Metro

Truly love thy neighbor

On the Upper East Side, residents of 200 East End Ave. — many of them elderly — found themselves without power after the storm flooded their basement.

And just like that, their neighbors across the street at 180 East End offered to take them in.

That was welcome news for Mike Traub, 74, who suffers from muscular dystrophy and gets around with a scooter — but who lives on the ninth floor of 200 East End, and had no way of getting downstairs.

Or so he thought.

The building’s porter, Luis Cortes, carried him down.

“I knocked on the door and said you need to get out, but he said he couldn’t walk. I said no problem, and carried him down nine flights. It was difficult, but I did what I had to do” said Cortes, 53.

Another building employee, José Murillo, carried Traub across the street.

When he got to his host’s apartment, “They were very welcoming, and food was pushed on us.

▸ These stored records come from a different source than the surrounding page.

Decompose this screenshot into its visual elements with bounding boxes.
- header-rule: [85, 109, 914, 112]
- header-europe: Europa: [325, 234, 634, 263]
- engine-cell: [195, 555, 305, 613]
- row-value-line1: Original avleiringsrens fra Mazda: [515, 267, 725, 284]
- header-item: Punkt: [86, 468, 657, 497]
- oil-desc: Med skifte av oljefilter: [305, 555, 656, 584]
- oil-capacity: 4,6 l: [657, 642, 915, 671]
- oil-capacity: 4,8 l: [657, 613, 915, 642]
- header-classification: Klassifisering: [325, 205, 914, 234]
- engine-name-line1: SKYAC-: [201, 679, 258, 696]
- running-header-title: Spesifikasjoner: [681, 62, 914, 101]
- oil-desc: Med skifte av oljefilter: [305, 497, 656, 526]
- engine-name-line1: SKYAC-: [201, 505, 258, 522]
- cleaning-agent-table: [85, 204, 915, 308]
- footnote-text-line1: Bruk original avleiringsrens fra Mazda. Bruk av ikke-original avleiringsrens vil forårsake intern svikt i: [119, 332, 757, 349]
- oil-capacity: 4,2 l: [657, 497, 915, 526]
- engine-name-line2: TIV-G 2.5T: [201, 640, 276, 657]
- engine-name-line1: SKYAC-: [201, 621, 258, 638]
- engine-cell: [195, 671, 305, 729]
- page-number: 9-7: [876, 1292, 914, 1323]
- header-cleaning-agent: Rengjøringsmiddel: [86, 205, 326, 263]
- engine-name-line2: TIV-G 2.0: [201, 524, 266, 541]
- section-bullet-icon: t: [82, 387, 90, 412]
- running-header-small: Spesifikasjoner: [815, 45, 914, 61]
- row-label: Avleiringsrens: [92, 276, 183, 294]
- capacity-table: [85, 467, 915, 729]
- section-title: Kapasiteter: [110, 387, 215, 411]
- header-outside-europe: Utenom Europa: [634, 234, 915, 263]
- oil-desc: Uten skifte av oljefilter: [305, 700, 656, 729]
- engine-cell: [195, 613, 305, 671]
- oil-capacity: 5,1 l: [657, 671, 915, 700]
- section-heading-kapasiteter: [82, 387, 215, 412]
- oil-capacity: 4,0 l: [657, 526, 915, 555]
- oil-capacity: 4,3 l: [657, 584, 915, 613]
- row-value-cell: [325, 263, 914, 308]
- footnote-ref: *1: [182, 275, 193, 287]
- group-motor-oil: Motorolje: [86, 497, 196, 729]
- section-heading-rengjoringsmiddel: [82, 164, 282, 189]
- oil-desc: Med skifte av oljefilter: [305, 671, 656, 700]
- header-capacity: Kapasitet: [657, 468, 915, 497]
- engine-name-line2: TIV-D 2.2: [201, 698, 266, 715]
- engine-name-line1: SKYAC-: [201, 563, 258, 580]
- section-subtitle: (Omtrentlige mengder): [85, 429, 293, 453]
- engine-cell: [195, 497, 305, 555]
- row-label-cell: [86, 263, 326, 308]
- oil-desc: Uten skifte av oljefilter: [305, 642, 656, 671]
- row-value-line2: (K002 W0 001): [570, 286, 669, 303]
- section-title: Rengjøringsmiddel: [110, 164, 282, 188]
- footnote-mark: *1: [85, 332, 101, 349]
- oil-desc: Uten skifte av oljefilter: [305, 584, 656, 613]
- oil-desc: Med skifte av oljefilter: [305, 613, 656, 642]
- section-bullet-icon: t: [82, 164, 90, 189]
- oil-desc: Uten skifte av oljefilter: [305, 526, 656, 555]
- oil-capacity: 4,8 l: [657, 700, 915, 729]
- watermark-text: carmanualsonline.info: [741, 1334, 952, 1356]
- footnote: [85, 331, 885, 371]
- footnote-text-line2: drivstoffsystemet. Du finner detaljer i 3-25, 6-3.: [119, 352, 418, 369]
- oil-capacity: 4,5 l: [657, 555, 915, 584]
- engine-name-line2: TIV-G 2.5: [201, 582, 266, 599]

Cakes, coffee, salads, soups.”

Traub’s wife, Bonnie, said, “They were super wonderful. They put little chocolates on our pillows and they made us an incredible breakfast. New Yorkers are the greatest people in the world.”

One of those who played host to displaced neighbors was Robert Horowitz, 82, a part-time Traffic Court judge in Nassau County, and his retired teacher wife, Micki, 81.

“I spoke to my wife, and we said [to the people working downstairs], ‘Send someone up who needs a bed.’ ”

They sent up Dorothy Kreindler, 80.

“They were true good Samaritans, as many people were there and at 170 [East End],” Kreindler said. “They are wonderful people.”